Outriders is available now for PlayStation 5, PlayStation 4, Xbox Series X/S, Xbox One, Google Stadia, and PC, and supports full online co-op play across all platforms.

Spare parts

- After a year's hiatus, E3 is coming back as a digital event in June, and anyone taken aback by a report this week suggesting it could be a pay-to-attend event can breathe easy. The Entertainment Software Association (ESA) responded to a VGC report this week that had cited "[m]ultiple publishing sources" in delivering possible details on gated attendance, clarifying instead that "there will be no elements at E3 2021 that will be behind a paid-for pass or paywall." VGC stands by its original sourcing and notes ESA clarified the matter after the original report was published.

However the story unfolded, we're just glad to have an E3 to look forward to this year — and that it won't cost anything for fans to have a front-row seat for all the announcements and previews (we hope) are in store. Free of charge, this year's E3 will take place from June 15 to June 17.

- While we're talking gamer gatherings, the Tokyo Game Show has reportedly set the date as it charts a virtual course for another year. TGS typically serves up a huge slice of announcements and previews from AAA developers based in Japan, in addition to fielding an increasingly bigger presence, at least in recent years, from western studios. Via Gematsu, TGS 2021 was announced this week as an online-only event set for Sept. 30 to Oct. 3, marking the second year in a row that the globally-watched festival, celebrating its 25th anniversary, has gone digital.

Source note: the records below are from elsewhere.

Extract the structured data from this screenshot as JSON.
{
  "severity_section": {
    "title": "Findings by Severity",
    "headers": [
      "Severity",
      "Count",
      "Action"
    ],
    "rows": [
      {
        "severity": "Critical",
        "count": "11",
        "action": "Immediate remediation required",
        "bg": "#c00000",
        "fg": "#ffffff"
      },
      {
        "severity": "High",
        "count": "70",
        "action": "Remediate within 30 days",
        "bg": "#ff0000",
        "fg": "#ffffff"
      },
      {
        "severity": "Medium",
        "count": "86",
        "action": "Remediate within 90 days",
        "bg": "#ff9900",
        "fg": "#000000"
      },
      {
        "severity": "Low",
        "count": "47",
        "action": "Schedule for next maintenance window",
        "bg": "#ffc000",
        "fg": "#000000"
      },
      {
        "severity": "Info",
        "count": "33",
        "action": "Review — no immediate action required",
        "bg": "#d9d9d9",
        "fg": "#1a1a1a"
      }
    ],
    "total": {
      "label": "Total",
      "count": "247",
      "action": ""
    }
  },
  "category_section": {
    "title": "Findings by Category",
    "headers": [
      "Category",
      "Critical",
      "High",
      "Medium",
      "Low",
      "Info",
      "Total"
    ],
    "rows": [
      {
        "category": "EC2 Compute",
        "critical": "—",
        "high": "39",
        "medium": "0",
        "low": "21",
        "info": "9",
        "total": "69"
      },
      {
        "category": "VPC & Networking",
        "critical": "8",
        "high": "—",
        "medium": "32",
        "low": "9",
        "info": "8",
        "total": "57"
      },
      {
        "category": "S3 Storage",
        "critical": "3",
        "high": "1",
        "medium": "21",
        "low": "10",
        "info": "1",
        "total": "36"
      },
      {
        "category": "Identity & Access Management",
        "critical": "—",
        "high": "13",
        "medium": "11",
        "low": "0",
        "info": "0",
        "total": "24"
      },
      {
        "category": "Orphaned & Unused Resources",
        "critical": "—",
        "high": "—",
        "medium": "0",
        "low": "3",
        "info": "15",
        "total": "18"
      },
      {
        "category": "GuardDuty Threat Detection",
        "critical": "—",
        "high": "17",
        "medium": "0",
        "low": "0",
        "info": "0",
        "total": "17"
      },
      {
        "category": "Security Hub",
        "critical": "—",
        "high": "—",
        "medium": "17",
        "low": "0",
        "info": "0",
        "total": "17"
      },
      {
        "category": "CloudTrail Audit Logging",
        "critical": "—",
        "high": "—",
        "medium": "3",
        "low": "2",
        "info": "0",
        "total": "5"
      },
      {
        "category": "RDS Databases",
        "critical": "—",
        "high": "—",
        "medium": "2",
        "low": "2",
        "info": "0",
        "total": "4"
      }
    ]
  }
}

- Sony has unveiled another nicely-packaged trio of titles for its monthly PS Plus lineup, with Days Gone, Oddworld: Soulstorm, and Zombie Army 4: Dead War all free for subscribers beginning April 6. Get the full details at the PlayStation Blog — and get in on the action before May 3, when a new batch of freebies come along to take their place.

- No Man's Sky has added an "Expeditions" feature in its new update this week, introducing "a brand new way to play" by embarking on "a fresh journey" while rising to meet "a unique set of challenges with revitalized mission mechanics" and more. Visit developer Hello Games' blog post for the full rundown on Expeditions and everything else that's new in No Man's Sky Update 3.3.

- A familiar pair of big gaming names is making next-gen moves. Tamriel gets a seriously epic makeover (just check out the above trailer) for PS5 and Xbox Series X/S in the upcoming The Elder Scrolls Online: Console Enhanced edition, which is set to arrive on June 8. Coming sooner is Final Fantasy XIV, which takes its first next-gen steps with the launch of an open beta for PS5 players that begins on April 13. Visit the ESO and FFXIV websites for the full lowdown.

- What started as a 2020 April Fool's prank has just turned into a real game. Platinum Games is taking things old school with Sol Cresta, a retro-style vertical scrolling shooter that looks closer to the arcade 1980s than AAA Platinum hits like Bayonetta and NieR: Automata. Platinum appeared to be trolling fans a year ago when it teased Sol Cresta — a seemingly joke-y spiritual "successor" to '80s arcade shooters Moon Cresta and Terra Cresta. But after making the same tease again this week for the second year in a row, the studio followed up with a tweet confirming that Sol Cresta isn't just being played for laughs, and that it's coming later this year for PlayStation 4, Nintendo Switch, and PC.